Let, $e(n)$ be the number of words among the words that has a number $d(n)$ that end with $ab$. Then, $$d(n)=2e(n-1)+3(d(n-1)-e(n-1))=3d(n-1)-e(n-1)$$. Now, $e(n-1)=d(n-3)$. So, $$d(n)=3d(n-1)-d(n-3),\quad n\ge 4$$
Construct these kind of words from start or end. Let's do this from the end.
If we place character a at the end of the word (n-th place), then we can place all the words of length $n-1$ from alphabet {a, b, c} that do not contain abc before this a to construct a word that we want. So in this case we have $d(n-1)$ ways to do this.
Same thing is true if we place character b at the end of our word. So again we have $d(n-1)$ ways to do this.

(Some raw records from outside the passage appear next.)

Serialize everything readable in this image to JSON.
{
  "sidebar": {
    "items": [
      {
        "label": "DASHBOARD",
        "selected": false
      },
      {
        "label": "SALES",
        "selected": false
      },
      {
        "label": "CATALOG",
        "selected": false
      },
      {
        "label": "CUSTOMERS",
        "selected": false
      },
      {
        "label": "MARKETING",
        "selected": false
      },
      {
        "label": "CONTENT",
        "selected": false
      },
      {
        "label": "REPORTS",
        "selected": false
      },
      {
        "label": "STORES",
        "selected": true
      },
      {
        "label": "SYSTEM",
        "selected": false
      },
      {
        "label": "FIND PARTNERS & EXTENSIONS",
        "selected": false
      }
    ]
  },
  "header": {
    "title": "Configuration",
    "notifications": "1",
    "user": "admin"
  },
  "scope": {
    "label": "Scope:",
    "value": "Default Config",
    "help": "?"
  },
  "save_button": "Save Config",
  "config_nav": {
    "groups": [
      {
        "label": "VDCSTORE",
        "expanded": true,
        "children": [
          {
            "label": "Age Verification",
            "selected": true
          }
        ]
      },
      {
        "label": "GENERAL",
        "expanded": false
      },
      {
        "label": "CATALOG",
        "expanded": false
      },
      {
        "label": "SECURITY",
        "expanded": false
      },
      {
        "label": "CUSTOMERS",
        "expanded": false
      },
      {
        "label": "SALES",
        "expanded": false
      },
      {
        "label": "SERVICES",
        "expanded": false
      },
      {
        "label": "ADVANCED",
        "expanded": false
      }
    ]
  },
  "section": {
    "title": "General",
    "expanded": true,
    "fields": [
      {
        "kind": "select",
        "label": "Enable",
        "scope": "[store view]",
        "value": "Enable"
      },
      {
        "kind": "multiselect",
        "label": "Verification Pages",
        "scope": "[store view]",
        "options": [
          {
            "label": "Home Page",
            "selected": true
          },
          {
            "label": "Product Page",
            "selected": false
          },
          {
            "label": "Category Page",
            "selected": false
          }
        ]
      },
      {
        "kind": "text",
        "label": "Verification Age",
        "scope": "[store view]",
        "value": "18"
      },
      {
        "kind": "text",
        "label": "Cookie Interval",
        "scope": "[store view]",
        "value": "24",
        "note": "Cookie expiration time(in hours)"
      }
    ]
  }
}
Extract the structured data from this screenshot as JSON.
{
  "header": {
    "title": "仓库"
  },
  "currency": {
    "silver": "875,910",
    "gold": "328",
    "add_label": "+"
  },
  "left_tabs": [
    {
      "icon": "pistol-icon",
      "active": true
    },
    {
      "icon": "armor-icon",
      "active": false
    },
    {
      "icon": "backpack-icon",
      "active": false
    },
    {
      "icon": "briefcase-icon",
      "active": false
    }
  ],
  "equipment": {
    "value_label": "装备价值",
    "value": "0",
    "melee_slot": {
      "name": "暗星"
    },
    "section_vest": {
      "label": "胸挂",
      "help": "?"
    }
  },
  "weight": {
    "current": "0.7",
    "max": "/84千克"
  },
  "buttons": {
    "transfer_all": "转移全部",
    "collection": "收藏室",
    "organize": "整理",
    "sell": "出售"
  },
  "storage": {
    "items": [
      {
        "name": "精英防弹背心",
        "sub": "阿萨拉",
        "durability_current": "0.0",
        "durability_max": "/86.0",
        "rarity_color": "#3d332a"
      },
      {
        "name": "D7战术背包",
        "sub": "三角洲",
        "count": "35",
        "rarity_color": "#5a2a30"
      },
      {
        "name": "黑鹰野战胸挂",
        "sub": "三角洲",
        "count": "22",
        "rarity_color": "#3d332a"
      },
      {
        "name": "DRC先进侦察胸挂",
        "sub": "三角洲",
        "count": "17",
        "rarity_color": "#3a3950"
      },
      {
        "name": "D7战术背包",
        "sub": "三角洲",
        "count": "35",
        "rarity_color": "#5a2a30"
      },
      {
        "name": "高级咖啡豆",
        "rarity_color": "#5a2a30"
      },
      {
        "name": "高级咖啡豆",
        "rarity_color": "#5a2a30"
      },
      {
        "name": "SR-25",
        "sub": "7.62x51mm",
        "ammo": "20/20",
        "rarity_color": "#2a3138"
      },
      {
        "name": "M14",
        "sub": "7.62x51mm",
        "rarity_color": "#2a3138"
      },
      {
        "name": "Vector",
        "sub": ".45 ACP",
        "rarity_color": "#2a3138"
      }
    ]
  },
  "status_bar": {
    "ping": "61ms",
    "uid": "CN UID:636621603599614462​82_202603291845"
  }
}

But if we place character c at the end of our word, we must make sure that we don't have ab before this c. We have $d(n-1)$ ways to construct words of length $n-1$ that don't contain abc but we must exclude words of length $n-1$ that end with ab. For calculating the number of words of length $n-1$ that end with ab and don't contain abc, we place ab at the end and construct the prefix with d(n-3) possible words. So we have $d(n-1) - d(n-3)$ possible words for this case.
For initial values we have $d(1)=3, d(2)=9, d(3)=3^3-1=26$.
So: $d(n) = 3d(n-1) - d(n-3)$ for $n\geq 4$.